Fair Housing in the Garden State
Description
The Low-Income Housing Tax Credit (LIHTC) is the largest rental housing production program in U.S. history, but it operates outside of the U.S. Department of Housing and Urban Development. The IRS, which oversees the state agencies implementing the LIHTC program, does not provide explicit guidelines concerning segregation and poverty concentration. I find that the New Jersey Housing Mortgage Finance Agency which administers the program in New Jersey considers fair housing in ways that somewhat compensate for the lacking federal oversight, in part due to the Mount Laurel Doctrine, New Jersey’s statewide mandate against exclusionary zoning.
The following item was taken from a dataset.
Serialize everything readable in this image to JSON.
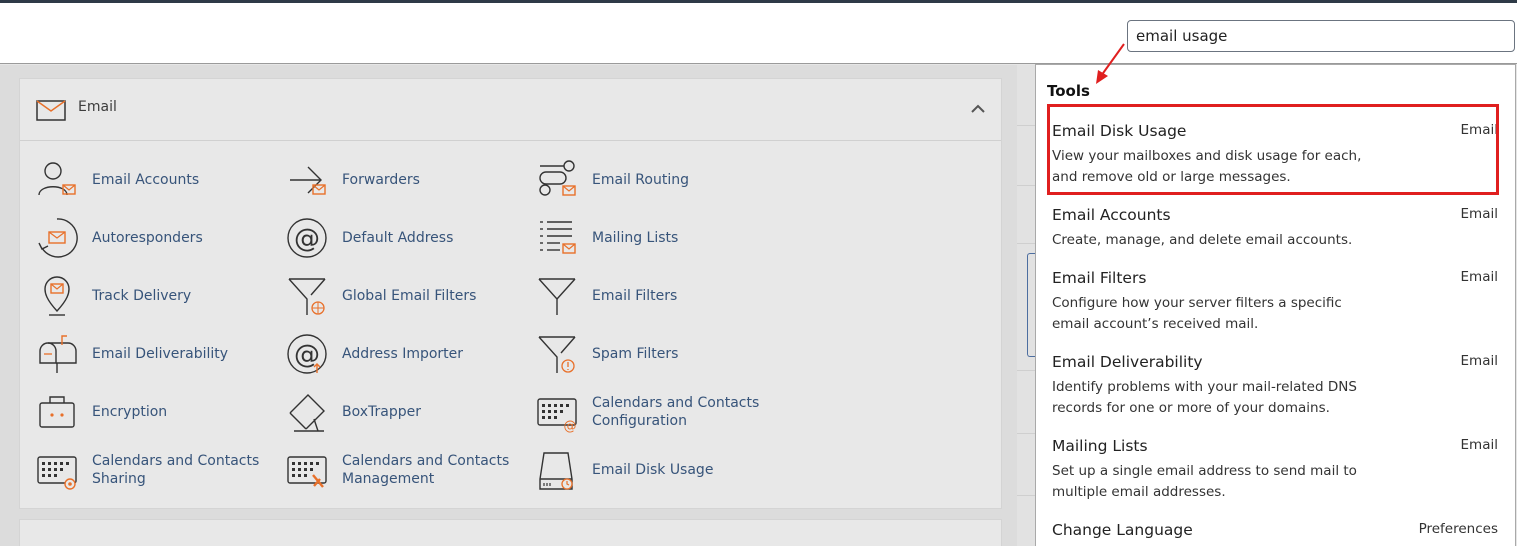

I hypothesize that longstanding community opposition to economic integration voiced by suburban and rural municipalities in the state, may hamper desegregation and poverty deconcentration through the LIHTC. By examining project siting areas, I find that the New Jersey LIHTC does not reverse historical patterns of suburban and rural municipalities embracing affordable housing for seniors while rejecting affordable housing for families. I conduct a regression analysis to investigate the association between LIHTC housing and residential segregation and poverty concentration over time, controlling for neighborhood demographic, housing, and income characteristics. I conclude that despite the disproportionate siting of family LIHTC housing in high minority and high poverty areas, the LIHTC does not exacerbate segregation and poverty concentrationin New Jersey and may instead have contributed to declines in both outcomes.